Angela isn’t alone in nudging Penny into awakening. All the secondary characters take a shot. They push into and crack the walls she puts up until she has no other choice than to let the festering emotions out, as she does with her mother.

“Because YOU-ARE-FAT!” I want to smack her with this proclamation and all of its implications: that I no longer could witness this long slow death. That she should care more about herself. That she’d been a crappy role model and an embarrassment. That I hated my body because I feared its similarities to hers.

There are many interactions like this where Penny is maneuvered into self-realization. Each one of these moments is crucial to her evolution, and the order in which they unfold has an inevitable flow. However, sometimes her self-awareness was so insightful it prevented me from worrying about her. I don’t believe I ever considered she might fail.

Perhaps it appeared to the others that riding up front by Dimitri’s side gave me an unfair advantage. An added layer of job security. And it was a more comfortable ride, while it lasted. But didn’t they know the survivors in a plane wreck are usually found near the tail? 

On the other hand, to be a dancer demands a level of awareness that escapes the average person. Every second a dancer is in motion, they must simultaneously know exactly what their body is doing, and be capable of escaping the technical aspects so they can embrace the complexity of emotion the dance was designed to illuminate.
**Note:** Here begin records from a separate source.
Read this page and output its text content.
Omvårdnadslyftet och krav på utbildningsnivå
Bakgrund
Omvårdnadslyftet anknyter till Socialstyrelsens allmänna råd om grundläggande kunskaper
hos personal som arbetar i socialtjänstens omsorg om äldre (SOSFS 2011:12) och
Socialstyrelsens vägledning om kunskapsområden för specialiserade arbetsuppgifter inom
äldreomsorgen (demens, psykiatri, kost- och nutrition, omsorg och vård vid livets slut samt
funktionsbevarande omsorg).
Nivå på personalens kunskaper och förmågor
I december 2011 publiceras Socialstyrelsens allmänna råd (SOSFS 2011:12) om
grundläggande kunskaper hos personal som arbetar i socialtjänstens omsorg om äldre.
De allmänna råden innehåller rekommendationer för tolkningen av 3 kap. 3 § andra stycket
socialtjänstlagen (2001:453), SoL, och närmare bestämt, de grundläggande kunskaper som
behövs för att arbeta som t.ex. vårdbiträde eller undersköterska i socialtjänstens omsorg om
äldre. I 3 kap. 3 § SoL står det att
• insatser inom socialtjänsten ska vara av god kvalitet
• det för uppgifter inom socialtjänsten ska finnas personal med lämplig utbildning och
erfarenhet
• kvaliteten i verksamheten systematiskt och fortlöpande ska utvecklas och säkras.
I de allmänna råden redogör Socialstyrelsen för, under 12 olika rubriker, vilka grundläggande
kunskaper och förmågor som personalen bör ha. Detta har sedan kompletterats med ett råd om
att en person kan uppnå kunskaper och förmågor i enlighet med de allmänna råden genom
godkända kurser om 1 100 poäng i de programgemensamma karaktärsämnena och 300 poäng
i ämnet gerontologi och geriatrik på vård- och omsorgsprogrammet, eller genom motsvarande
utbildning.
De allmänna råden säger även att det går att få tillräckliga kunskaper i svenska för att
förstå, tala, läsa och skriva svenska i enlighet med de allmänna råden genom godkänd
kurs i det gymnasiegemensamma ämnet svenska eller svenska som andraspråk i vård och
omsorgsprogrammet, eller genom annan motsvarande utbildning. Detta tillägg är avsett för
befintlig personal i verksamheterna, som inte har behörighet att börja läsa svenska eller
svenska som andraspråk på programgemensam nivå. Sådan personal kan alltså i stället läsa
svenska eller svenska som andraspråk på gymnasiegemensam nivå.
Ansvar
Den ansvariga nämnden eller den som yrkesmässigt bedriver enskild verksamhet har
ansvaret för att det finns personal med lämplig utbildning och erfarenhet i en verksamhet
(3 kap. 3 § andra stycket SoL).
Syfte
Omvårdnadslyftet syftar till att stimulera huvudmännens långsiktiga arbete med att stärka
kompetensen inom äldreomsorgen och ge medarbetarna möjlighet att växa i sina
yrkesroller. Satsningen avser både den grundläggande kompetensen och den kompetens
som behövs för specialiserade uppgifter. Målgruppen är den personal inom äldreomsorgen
This ability to express the inexpressible through the slightest movement of the body is why we are drawn to Dance. It is also another reason The Art of Falling is a compelling read. Kathryn Craft has found a way to transfer her talent as a dancer to the page. Doing so, she is able to communicate the essence of what would normally be unexplainable with a powerful beauty.

A wisp of memory, a trace of the movement I had loved, that imagined kiss: something hibernating in the darkness within me awoke and reached tentatively for the sun. The fierce beauty of it stilled my step. 

The Art of Falling, a story of the dance we know as life.